Korean American artist (1953–2024)

Yong Soon Min (April 29, 1953 – March 12, 2024) was a South Korean-born American artist, curator, and educator. She served as professor emeritus at the University of California, Irvine. Her artwork deals with issues including Korean-American identity, politics, personal narrative, and culture. Min was active in New York City and Los Angeles.

== Biography ==
Yong Soon Min was born on April 29, 1953, in Bugok, South Korea. Her family immigrated to the United States in 1960, settling in Monterey, California. Min met her father for the first time around age eight, because he had moved to the United States earlier than the rest of the family.

Min attended the University of California, Berkeley (UC Berkeley), where she received her B.A. degree (1975), M.A. degree (1977), and M.F.A. degree (1979). One of her classmates at UC Berkeley was artist Theresa Hak Kyung Cha. In 1981, Min was part of the Independent Study Program at the Whitney Museum of American Art.

Min was married to artist Allan deSouza in 1992, whom she often collaborated with on artwork. They were divorced before her death.

In 2001, she was awarded the Anonymous Was A Woman Award. Other awards include the Fulbright Fellowship (2010–2011), Rockefeller Foundation Grant (2003), and the National Studio Program at P.S.1 (1991).

She was an administrative coordinator for the Asian American Arts Alliance and a member of the Godzilla Asian American Arts Network and GYOPO.

She exhibited her work in biennials held in Havana, Gwangju and Guangzhou.

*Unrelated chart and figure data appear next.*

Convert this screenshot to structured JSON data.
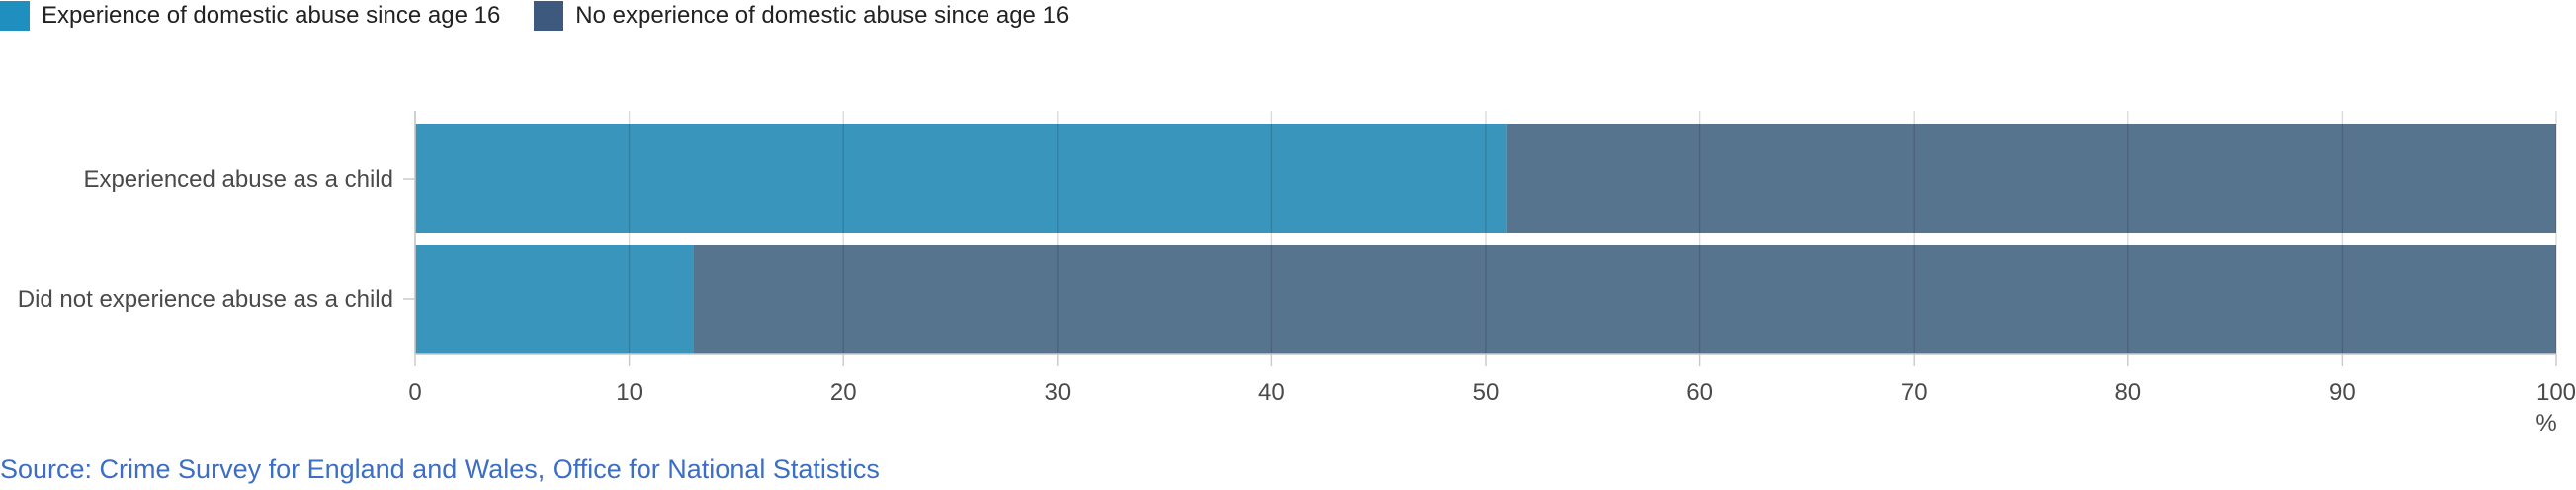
{
  "chart_data": {
    "type": "bar",
    "orientation": "horizontal",
    "stacked": true,
    "categories": [
      "Experienced abuse as a child",
      "Did not experience abuse as a child"
    ],
    "series": [
      {
        "name": "Experience of domestic abuse since age 16",
        "values": [
          51,
          13
        ],
        "color": "#3a95bd"
      },
      {
        "name": "No experience of domestic abuse since age 16",
        "values": [
          49,
          87
        ],
        "color": "#57748f"
      }
    ],
    "xlim": [
      0,
      100
    ],
    "xticks": [
      0,
      10,
      20,
      30,
      40,
      50,
      60,
      70,
      80,
      90,
      100
    ],
    "xunit": "%",
    "grid": true,
    "legend_position": "top-left"
  },
  "legend": {
    "items": [
      {
        "label": "Experience of domestic abuse since age 16",
        "color": "#1f8fbf"
      },
      {
        "label": "No experience of domestic abuse since age 16",
        "color": "#3d5a7e"
      }
    ]
  },
  "source": {
    "text": "Source: Crime Survey for England and Wales, Office for National Statistics",
    "color": "#3b6ec4"
  }
}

Yong Soon Min died at her home in Los Angeles, on March 12, 2024, at the age of 70.

== Work ==
Her early work was primarily graphic or photography based; and by the mid-1980s she started to work more in installation art.

In her 1989 work Make Me, Min photographed herself and split each image in two, cutting out words such as "Exotic" and "Immigrant". It became part of the New Museum portion of the 1990 exhibition "The Decade Show: Frameworks of Identity in the 1980s".

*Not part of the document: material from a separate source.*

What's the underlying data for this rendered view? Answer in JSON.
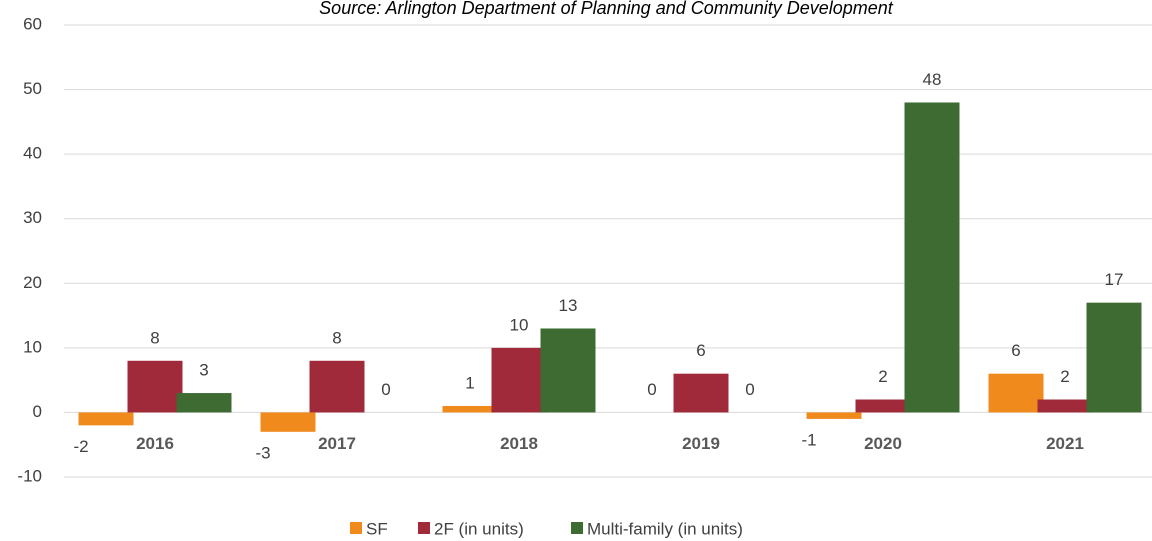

Min's installation work deColonization (1991) was centered around a traditional Korean dress in white with gold lettering, placed near four panels that told the story of women in Korea during the United States occupation and an assemblage of Korean book and clay pots filled with rice. She used the dress as a metaphor to explore her own history and identity as a Korean-American and the Korean books and clay rice pots allude to Korean Buddhism.

In her 1992 series "Defining Moments", Min photographed herself and filled her form with images of the Gwangju Uprising, which was a 1980 protest by South Korean students against a military dictator that was violently suppressed.

A brain hemorrhage that Min suffered in 2011 informed the works in her 2016 show held at the Commonwealth and Council gallery in Los Angeles. The works included AVM: After Venus (Mal)formation, which had a table split into triangles, each with its own word written on it.

At the time of her death, Min's work was featured in an exhibition about the Godzilla Asian American Arts Network at the Eric Firestone Gallery in New York City, while works from "Defining Moments" were included in a survey called "Scratching at the Moon" at ICA LA.